Both sides were changing the Ottoman status quo, which no longer reflected reality. Jewish immigration and land purchases had understandably raised Arab anxieties. Since the Declaration, some 90,000 Jews had arrived in Palestine. In 1925 alone, Jews had bought 44,000 acres from the Families. A tiny minority of Jewish religious nationalists did dream of a Third Temple, but the overwhelming majority simply wanted to pray at their own holy site. The new high commissioner, Sir John Chancellor, who was said to resemble ‘a good-looking Shakespearian actor’, asked the mufti to sell the Wall in order that the Jews could built a courtyard there. The mufti refused. To the Jews, the Kotel was the symbol of their freedom to pray and exist in their own homeland, to the Arabs, the Buraq became the symbol of resistance and nationhood.
Foreboding and claustrophobia hung over the city. ‘It is the haughty and desolate beauty of a walled-in mountain fortress in the desert, of tragedy without catharsis,’ observed Arthur Koestler, a young Hungarian Zionist living in Jerusalem and writing for Jabotinsky’s newspaper. The ‘tragic beauty’ and ‘inhuman atmosphere’ gave him ‘Jerusalem sadness’. Koestler longed to escape to kitsch Tel Aviv. In Jerusalem he felt ‘the angry face of Yahweh, brooding over the hot rocks’.
In the summer of 1929, the mufti ordered the opening of a doorway that made the Jewish Wall an Arab thoroughfare for donkeys and passers-by while muezzin calls to prayer and Sufi chanting were amplified over the Jewish prayers. Jews were attacked in the nearby alleyways. Across Palestine, thousands of Jews demonstrated under the slogan ‘The Wall is Ours’. Chancellor was away when, on 15 August, a 300-strong Zionist demonstration, led by the historian Joseph Klausner (the uncle of Amos Oz, the Israeli writer) and including members of Betar, marched to the Wall in silence, guarded by British police, and raised a Zionist flag and sang songs. The next day, after Friday prayers, 2,000 Arabs descended from al-Aqsa and attacked Jewish worshippers, chasing them from the Wall and beating up any they caught. On the 17th, a Jewish boy kicked a football into an Arab garden and, on going to fetch it, was murdered. At his funeral, Jewish youths tried to attack the Muslim Quarter.
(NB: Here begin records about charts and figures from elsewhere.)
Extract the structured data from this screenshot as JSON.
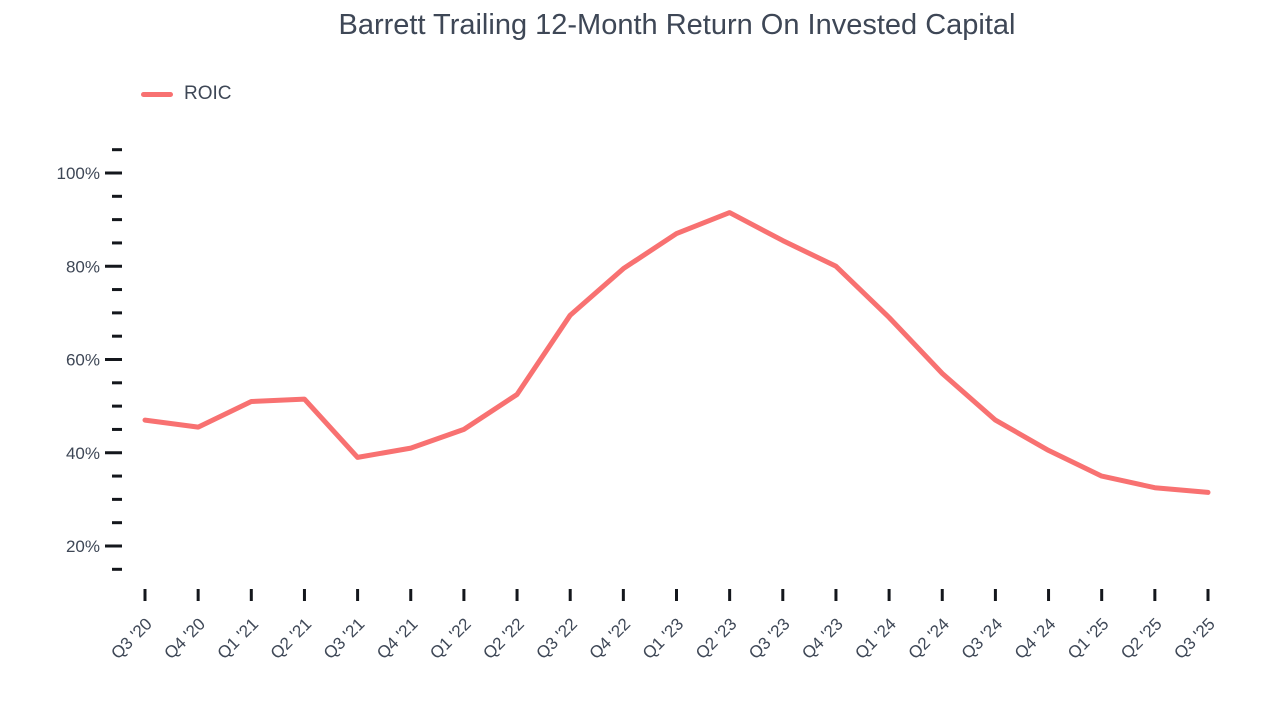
{
  "title": "Barrett Trailing 12-Month Return On Invested Capital",
  "legend": {
    "position": "top-left",
    "items": [
      {
        "label": "ROIC",
        "swatch": "line-swatch",
        "color": "#F87171"
      }
    ]
  },
  "colors": {
    "line": "#F87171",
    "text": "#3E4756",
    "tick": "#14171C",
    "background": "#FFFFFF"
  },
  "chart_data": {
    "type": "line",
    "title": "Barrett Trailing 12-Month Return On Invested Capital",
    "xlabel": "",
    "ylabel": "",
    "grid": false,
    "legend_position": "top-left",
    "categories": [
      "Q3 '20",
      "Q4 '20",
      "Q1 '21",
      "Q2 '21",
      "Q3 '21",
      "Q4 '21",
      "Q1 '22",
      "Q2 '22",
      "Q3 '22",
      "Q4 '22",
      "Q1 '23",
      "Q2 '23",
      "Q3 '23",
      "Q4 '23",
      "Q1 '24",
      "Q2 '24",
      "Q3 '24",
      "Q4 '24",
      "Q1 '25",
      "Q2 '25",
      "Q3 '25"
    ],
    "series": [
      {
        "name": "ROIC",
        "color": "#F87171",
        "unit": "%",
        "values": [
          47,
          45.5,
          51,
          51.5,
          39,
          41,
          45,
          52.5,
          69.5,
          79.5,
          87,
          91.5,
          85.5,
          80,
          69,
          57,
          47,
          40.5,
          35,
          32.5,
          31.5
        ]
      }
    ],
    "y_axis": {
      "unit": "%",
      "min": 15,
      "max": 105,
      "minor_tick_step": 5,
      "major_tick_step": 20,
      "labeled_ticks": [
        20,
        40,
        60,
        80,
        100
      ],
      "tick_label_suffix": "%"
    },
    "x_axis": {
      "tick_count": 21,
      "label_rotation_deg": -45
    }
  }
}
At Friday prayers on 23 August, encouraged by the mufti, thousands of worshippers swept out of al-Aqsa to attack Jews. The mufti and his Nashashibi rivals tried variously to incite and to restrain the crowds: some brave Arab leaders stood up to the mob – to no avail. They attacked the Jewish Quarter, the Montefiore neighbourhood and the suburbs, where thirty-one Jews were killed. In one Jerusalem household, five members of the same family were slaughtered; in Hebron, fifty-nine Jews were massacred. The Haganah, the Zionist militia founded in 1920, fought back. There were only 292 British policemen in the whole of Palestine, so troops were flown in from Cairo. Altogether, 131 Jews were killed by Arabs, while the 116 Arabs who died were mainly shot by British troops.